使用递归函数反转结构化数组

Question

So i got this struct

typedef struct Sarray{
  int *items;
  int size;
}Tarray;

Considering an array like [1][2][3][4][5]

i built a function like this

void ArrayReverse (Tarray *a){
    int tmp,i;
    if (a->size<=1)
        return;
    tmp=(a->items[0]);
    (a->items[0])=(a->items[a->size]);
    (a->items[a->size])=tmp;
    a->size=a->size-1;

    ArrayReverse(a+1);
}

The result is weird

0 2 3 4 5

The idea was to give the next address (a+1) so the a->items[0] would have been 2 in the second cycle. What's wrong how could i implement it ?

Answer 1

In these statements

(a->items[0])=(a->items[a->size]);
(a->items[a->size])=tmp;

you access memory beyond the allocated array because the valid upper index is a->size - 1 .

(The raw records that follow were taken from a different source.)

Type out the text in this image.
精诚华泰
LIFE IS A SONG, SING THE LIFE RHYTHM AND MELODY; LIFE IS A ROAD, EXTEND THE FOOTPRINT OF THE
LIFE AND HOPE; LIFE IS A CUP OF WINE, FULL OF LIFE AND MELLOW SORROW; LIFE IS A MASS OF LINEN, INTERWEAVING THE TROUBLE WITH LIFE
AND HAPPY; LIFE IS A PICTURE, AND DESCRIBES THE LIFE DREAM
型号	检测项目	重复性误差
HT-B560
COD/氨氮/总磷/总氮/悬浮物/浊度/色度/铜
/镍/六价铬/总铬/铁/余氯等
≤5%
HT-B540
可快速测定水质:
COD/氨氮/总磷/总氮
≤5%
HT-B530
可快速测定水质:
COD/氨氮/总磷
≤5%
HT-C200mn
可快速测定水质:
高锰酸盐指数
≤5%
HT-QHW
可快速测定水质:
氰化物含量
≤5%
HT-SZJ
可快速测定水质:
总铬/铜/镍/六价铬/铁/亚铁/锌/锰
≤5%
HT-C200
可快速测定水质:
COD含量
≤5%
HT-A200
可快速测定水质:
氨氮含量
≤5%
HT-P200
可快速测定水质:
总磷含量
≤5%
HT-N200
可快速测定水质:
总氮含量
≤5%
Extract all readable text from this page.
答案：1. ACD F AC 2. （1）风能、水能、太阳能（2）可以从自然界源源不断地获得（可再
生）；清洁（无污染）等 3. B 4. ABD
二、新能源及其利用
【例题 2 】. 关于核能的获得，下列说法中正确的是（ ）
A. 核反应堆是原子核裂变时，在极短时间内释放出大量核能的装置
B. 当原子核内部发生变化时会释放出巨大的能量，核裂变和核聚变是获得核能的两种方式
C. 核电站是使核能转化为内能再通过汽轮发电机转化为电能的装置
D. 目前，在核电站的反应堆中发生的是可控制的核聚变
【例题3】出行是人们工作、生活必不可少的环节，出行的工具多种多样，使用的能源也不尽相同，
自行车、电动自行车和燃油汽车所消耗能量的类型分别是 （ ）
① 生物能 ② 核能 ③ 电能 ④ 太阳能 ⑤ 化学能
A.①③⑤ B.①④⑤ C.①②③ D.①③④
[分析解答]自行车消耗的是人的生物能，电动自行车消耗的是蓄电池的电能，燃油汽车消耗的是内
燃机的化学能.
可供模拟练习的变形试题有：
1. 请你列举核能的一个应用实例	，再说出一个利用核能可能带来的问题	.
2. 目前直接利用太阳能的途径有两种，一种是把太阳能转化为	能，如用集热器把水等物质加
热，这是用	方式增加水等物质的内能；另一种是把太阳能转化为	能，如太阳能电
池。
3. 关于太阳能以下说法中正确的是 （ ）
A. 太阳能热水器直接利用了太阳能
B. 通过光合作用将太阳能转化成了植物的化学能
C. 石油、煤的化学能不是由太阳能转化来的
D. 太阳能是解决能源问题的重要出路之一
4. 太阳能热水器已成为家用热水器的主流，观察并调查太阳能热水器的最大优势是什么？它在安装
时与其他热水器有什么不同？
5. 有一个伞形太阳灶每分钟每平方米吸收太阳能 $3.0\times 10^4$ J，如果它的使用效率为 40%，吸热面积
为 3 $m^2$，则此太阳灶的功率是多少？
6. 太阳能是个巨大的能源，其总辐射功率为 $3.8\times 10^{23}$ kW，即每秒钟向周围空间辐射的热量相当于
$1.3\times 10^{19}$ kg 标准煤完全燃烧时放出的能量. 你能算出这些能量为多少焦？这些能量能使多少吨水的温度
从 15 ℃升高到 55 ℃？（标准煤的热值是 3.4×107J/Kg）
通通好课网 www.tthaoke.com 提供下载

Instead of decreasing the data member size by one

a->size=a->size-1;

you have to decrease it by two.

a->size=a->size-2;

Moreover the function changes the values of data members size and items of the original object passed as an argument. So after exiting the function the state of the original object will be changed.

And this expression

a+1

does not make sense because you passed to the function a pointer to a single object of the type Tarray .

The function can look the following way as it is shown in the demonstrative program below.

#include <stdio.h>
#include <stdlib.h>

typedef struct Sarray
{
    int *items;
    size_t size;
} Tarray;

void ArrayReverse ( Tarray *t )
{
    if ( ! ( t->size < 2 ) )
    {
        int tmp = t->items[0];
        t->items[0] = t->items[t->size - 1];
        t->items[t->size - 1] = tmp;

        t->size -= 2;
        ++t->items;

        ArrayReverse( t );

        t->size += 2;
        --t->items;
    }
}

int main(void) 
{
    Tarray t = { 0 };
    size_t n = 5;

    t.items = malloc( n * sizeof( int ) );

    if ( t.items != NULL ) t.size = n;

    for ( size_t i = 0; i < t.size; i++ )
    {
        t.items[i] = ( int )( i + 1 );
    }

    ArrayReverse( &t );

    for ( size_t i = 0; i < t.size; i++ )
    {
        printf( "%d ", t.items[i] );
    }

    putchar( '\n' );

    free( t.items );

    return 0;
}

The program output is

5 4 3 2 1

Answer 2

The new version of the code is this one.

void ArrayReverse (Tarray *a,int i){
int tmp;
if(a->size <= a->lenght/2)
    return;
tmp=a->items[i];
a->items[i]=a->items[a->size-1];
a->items[a->size-1]=tmp;
a->size=a->size-1;
i++;
ArrayReverse(a,i);}

I changed the prototype of the function with the counter i.